Here are four relevant indicators that firms should consider when deciding to deal:
History of staff turnover and personnel leverage. High turnover is an indication that collaboration, delegation and change will be difficult. Remember, no firm has only bad luck and only attracts the worst people. In addition, high partner charge hours for a routine practice may be about more than personnel shortages; it may be about control and rigid standards.
Stability of clients. Lack of client turnover is potentially a compliment, but it can also indicate a failure to provide new services (which might also raise fees), a reluctance to classify time as chargeable, and a fear of effecting change in general. A stratification of clients with a fee history over the past three years will tell a story which could spell opportunity or slippage. More and more firms are finding that pruning the base will produce benefits. Both sides of the negotiating table need to see it the same way.
Accountability avoidance. Exit-oriented players need to know that the successor is committing to specific timeframes and processes, and the successor needs the exit-oriented person(s) to similarly commit. Often, financial penalties will be appropriate for poor compliance. Longer term practice combinations need to have benchmarks and targets which include consequences. Unwillingness to allow for fair and reasonable accountability will lead to disappointing integration and financial performance.
From strangers to changers. It is normal to be troubled by change, and for some change to be more difficult than other types.
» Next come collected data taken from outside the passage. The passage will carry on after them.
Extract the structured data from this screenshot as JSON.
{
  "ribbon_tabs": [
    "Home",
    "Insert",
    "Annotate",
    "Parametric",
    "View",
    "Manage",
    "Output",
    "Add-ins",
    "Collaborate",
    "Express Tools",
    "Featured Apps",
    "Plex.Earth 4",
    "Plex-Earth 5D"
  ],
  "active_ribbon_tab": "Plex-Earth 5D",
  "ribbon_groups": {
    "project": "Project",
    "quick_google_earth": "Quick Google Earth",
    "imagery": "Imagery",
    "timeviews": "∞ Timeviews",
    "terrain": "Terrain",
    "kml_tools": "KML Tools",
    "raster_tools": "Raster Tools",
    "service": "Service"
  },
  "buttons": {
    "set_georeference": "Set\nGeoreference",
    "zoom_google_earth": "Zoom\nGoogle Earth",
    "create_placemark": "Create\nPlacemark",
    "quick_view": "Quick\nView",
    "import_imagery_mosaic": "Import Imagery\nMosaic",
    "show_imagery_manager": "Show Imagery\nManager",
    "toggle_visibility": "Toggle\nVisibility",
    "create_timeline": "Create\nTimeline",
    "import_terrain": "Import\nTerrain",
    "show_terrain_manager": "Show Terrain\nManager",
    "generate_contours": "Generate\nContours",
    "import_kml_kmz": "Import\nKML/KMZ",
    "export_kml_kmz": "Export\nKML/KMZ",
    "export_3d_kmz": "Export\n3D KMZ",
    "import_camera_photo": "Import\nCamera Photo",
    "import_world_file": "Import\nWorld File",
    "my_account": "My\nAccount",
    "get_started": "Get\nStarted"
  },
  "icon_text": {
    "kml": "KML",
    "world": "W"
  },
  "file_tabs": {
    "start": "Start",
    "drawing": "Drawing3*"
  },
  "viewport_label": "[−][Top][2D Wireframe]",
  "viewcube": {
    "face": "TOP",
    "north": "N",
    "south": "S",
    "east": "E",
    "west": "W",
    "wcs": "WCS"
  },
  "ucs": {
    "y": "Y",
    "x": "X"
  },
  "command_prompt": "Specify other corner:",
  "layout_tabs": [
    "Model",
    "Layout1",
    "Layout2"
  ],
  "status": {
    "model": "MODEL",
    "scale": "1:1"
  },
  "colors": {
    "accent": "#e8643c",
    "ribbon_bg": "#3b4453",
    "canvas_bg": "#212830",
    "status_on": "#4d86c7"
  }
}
Parties to the conversation enter as strangers, and can’t read minds. All sides must be candid about apprehensions and difficulties. Partners need to be able to support each other. If you don’t try to understand each other, you can’t be the right kind of partners. If the parties do not express or don't think they have worries in a new relationship, then that would be very unusual -- and may be a red flag!
Probative consultation, questionnaires, or other participation by an outside expert can prove very effective in helping firm leaders widen the lens from just focusing on financial terms to helping each side take off their masks. Getting a more well-rounded picture of M&A and other transactions create a more viable deal and put the new firm on better footing.